Modelling the base of submarine permafrost in the Canadian Beaufort Sea from seismic data and the depth of the gas hydrate stability zone

During the last 1 Ma in the Canadian Arctic, permafrost and permafrost-associated gas hydrates formed extensively due to mean annual subaerial temperatures of approximately -20°C. Following the last glaciation, a marine transgression occurred and former terrestrially exposed shelves became inundated, resulting in present submarine bottom water temperatures around -1°C. Relict submarine permafrost and gas hydrates in the Canadian Beaufort Sea are still responding to this thermal change resulting in their ongoing degradation.
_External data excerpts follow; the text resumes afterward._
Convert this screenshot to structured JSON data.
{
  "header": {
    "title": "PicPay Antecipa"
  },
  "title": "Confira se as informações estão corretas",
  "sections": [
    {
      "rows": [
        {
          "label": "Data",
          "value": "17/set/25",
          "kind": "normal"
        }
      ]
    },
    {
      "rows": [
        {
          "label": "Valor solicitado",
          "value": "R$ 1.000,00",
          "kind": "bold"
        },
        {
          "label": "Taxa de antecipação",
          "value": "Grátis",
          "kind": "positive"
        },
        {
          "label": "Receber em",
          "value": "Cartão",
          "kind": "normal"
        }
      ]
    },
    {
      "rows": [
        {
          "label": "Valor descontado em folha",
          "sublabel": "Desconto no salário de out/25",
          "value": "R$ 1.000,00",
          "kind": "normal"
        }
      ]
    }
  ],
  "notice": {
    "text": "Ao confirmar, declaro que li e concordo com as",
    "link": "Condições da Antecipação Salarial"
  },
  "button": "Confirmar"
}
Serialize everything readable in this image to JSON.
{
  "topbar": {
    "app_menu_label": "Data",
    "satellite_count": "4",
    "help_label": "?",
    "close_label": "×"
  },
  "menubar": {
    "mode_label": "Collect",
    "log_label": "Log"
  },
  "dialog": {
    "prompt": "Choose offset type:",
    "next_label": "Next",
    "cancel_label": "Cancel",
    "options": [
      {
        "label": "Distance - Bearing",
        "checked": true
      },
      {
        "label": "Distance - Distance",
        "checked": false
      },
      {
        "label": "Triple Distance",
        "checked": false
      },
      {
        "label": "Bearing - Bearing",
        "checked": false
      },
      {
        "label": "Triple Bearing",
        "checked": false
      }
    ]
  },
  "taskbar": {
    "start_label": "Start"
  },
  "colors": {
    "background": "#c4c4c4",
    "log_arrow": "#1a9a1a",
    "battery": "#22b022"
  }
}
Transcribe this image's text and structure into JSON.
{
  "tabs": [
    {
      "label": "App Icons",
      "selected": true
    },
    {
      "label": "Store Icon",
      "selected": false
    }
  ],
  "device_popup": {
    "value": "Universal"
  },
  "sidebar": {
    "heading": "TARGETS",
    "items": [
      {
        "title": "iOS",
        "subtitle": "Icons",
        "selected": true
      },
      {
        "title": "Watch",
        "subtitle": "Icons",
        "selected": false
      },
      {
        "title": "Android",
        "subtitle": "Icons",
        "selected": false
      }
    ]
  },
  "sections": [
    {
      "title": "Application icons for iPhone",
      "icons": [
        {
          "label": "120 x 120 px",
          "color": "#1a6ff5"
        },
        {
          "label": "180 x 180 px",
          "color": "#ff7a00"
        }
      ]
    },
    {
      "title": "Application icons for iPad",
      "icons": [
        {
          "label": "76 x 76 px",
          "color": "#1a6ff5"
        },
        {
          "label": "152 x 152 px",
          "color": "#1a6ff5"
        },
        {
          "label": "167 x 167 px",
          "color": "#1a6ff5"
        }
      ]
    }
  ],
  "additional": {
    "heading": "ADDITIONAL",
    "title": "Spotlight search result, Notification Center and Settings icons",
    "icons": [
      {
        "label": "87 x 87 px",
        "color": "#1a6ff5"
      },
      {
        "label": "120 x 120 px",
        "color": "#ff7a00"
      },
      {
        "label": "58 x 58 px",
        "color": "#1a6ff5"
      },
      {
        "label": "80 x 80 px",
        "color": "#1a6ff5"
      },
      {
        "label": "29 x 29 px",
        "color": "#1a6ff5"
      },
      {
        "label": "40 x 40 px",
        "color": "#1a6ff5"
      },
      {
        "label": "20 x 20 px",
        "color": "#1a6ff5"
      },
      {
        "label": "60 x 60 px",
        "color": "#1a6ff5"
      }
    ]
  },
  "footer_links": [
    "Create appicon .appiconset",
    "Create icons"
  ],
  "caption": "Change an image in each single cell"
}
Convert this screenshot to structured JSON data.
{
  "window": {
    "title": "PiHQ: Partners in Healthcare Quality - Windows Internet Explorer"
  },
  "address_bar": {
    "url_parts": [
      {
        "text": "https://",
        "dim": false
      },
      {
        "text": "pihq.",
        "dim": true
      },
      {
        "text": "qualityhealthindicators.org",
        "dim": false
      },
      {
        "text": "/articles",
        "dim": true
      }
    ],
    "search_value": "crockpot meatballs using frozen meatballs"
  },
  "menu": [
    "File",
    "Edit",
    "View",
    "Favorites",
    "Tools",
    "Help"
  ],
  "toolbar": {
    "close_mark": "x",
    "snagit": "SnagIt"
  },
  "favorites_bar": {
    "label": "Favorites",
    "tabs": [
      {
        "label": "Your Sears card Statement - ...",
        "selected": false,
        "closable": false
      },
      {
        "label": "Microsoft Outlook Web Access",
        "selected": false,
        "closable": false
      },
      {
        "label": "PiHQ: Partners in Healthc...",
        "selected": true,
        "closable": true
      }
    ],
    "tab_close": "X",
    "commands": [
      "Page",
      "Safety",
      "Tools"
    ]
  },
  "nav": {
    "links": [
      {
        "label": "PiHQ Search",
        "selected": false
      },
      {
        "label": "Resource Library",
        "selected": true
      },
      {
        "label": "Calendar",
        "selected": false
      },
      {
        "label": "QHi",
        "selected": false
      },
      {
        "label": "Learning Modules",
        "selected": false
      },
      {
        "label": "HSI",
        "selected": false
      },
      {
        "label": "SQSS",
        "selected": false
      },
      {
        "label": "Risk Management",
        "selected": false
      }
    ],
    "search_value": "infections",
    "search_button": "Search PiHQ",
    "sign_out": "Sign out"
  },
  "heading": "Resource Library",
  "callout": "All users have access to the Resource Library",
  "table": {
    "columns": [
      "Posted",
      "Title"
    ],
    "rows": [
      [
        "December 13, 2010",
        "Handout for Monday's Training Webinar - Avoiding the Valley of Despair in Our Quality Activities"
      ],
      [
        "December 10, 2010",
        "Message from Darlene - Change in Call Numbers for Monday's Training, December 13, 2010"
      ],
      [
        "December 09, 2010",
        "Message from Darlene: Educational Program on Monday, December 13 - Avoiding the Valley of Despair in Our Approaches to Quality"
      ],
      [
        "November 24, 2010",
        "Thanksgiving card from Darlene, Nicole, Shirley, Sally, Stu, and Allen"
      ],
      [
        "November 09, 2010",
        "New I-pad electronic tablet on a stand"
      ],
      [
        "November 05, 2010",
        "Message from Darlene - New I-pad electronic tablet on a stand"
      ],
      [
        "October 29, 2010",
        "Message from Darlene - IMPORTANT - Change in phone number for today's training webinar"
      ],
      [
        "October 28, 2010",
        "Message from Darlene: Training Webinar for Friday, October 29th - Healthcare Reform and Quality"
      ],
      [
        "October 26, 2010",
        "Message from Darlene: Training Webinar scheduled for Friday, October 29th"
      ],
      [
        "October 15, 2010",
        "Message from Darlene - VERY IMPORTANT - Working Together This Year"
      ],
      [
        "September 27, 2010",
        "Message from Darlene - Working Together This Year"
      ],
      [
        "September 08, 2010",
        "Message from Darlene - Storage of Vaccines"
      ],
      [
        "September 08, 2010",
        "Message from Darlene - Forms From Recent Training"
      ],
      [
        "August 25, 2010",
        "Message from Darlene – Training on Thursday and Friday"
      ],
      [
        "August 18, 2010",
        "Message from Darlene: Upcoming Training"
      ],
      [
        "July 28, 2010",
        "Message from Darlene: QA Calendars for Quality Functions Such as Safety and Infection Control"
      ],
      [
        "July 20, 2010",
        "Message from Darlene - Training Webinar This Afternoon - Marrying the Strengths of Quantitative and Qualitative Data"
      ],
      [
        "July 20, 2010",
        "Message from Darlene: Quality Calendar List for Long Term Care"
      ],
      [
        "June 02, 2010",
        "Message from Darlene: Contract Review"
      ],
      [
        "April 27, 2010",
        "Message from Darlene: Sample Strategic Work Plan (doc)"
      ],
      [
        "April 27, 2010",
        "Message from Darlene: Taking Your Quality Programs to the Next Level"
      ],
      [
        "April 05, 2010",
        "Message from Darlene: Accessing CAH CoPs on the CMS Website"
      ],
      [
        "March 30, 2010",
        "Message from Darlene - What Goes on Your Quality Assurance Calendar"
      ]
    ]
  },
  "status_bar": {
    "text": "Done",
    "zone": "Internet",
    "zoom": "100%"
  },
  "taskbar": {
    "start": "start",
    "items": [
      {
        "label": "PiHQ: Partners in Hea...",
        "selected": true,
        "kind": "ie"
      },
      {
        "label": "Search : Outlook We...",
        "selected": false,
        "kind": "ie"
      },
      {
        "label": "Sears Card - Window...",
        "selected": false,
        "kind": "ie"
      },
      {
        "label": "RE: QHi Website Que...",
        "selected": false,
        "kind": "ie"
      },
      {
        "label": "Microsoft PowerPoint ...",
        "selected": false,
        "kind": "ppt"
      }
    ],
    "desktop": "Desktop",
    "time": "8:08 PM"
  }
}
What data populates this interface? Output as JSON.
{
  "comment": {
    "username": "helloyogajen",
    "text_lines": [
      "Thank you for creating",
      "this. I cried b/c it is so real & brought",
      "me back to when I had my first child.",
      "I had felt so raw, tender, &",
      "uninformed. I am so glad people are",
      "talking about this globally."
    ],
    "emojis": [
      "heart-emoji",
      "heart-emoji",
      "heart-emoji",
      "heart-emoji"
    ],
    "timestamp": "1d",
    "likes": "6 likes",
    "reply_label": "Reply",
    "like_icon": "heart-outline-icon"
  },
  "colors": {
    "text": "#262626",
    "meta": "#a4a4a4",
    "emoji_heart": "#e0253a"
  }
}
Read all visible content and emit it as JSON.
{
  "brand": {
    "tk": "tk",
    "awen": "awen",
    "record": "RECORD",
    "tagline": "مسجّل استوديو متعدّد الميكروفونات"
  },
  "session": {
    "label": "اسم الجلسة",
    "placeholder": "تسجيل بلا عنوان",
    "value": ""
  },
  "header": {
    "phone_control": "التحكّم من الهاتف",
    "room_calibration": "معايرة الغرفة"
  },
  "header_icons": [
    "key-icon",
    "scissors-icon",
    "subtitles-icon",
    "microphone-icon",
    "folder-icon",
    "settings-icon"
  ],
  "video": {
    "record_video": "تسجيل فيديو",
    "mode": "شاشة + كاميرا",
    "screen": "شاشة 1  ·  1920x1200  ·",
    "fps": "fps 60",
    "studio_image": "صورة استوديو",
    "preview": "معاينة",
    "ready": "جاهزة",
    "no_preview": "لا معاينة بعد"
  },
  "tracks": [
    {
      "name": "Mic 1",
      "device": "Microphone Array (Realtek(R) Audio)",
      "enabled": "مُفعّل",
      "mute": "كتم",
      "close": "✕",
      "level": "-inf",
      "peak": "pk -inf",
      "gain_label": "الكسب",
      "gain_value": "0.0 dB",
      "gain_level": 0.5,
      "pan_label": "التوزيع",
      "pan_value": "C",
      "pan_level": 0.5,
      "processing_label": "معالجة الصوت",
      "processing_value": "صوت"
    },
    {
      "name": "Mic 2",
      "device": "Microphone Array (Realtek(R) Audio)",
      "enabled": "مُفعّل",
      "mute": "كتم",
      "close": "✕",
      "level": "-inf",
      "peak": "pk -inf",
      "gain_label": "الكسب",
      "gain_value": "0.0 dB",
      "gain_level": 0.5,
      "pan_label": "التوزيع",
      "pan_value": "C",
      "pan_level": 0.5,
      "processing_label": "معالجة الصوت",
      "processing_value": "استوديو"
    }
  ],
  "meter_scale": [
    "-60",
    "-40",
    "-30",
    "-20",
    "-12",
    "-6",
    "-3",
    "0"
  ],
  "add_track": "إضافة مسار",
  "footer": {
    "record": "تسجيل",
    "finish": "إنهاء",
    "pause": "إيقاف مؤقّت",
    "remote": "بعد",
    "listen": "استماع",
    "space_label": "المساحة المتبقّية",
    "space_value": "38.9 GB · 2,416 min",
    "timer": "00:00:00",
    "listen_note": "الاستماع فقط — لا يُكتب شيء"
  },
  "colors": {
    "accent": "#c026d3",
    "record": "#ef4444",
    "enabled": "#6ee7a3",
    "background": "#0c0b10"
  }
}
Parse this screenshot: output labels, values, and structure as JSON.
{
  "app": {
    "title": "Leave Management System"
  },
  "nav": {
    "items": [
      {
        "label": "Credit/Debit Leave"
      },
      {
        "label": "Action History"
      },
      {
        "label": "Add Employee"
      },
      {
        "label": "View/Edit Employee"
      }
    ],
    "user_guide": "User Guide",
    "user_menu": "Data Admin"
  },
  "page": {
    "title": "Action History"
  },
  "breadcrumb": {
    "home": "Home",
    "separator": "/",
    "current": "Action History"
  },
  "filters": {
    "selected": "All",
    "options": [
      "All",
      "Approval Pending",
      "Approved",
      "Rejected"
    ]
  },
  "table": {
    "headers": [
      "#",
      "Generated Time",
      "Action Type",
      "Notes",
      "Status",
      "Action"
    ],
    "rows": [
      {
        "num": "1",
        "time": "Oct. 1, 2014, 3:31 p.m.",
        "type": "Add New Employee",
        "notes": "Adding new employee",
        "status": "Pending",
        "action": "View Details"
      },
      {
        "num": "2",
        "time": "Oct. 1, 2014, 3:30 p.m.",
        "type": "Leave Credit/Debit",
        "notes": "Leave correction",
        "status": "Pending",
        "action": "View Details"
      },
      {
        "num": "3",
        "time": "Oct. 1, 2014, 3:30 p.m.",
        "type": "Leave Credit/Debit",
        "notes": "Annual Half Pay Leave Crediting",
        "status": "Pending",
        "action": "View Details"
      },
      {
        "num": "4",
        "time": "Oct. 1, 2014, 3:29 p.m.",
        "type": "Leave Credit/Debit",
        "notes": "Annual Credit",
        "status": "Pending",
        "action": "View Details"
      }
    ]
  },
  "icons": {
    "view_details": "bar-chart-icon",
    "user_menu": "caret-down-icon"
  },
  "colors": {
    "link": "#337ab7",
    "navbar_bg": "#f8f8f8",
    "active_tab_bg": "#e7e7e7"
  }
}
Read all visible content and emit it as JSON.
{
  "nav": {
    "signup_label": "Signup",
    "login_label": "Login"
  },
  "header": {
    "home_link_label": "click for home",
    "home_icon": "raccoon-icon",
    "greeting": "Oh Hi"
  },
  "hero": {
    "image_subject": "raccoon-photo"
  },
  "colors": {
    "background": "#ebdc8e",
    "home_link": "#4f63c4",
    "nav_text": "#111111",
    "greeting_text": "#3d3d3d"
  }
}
Thawing of permafrost and destabilisation of permafrost-associated gas hydrates can release previously trapped greenhouse gases and can lead to even further gas hydrate dissociation with important implications for the global climate. However, both the extent of the submarine permafrost and the permafrost-associated gas hydrates are still not well known. In this study, we use marine multichannel seismic data to model the base of permafrost from the depth of the base of the gas hydrate stability zone. From this depth, we estimate the theoretical gas hydrate dissociation temperature, which allows us to model the depth of the thermal base of permafrost (0°C isotherm). The base of permafrost we modelled correlates with the lower boundary of a diffuse zone of high diffractivity in seismic data suggesting the presence of ice-bearing permafrost. These results combined show that the base of permafrost still extends close to the shelf edge indicating less permafrost retreat than previously suggested. Our study provides a different approach to accessing the current depth and extent of submarine permafrost on the outermost Canadian Beaufort Shelf.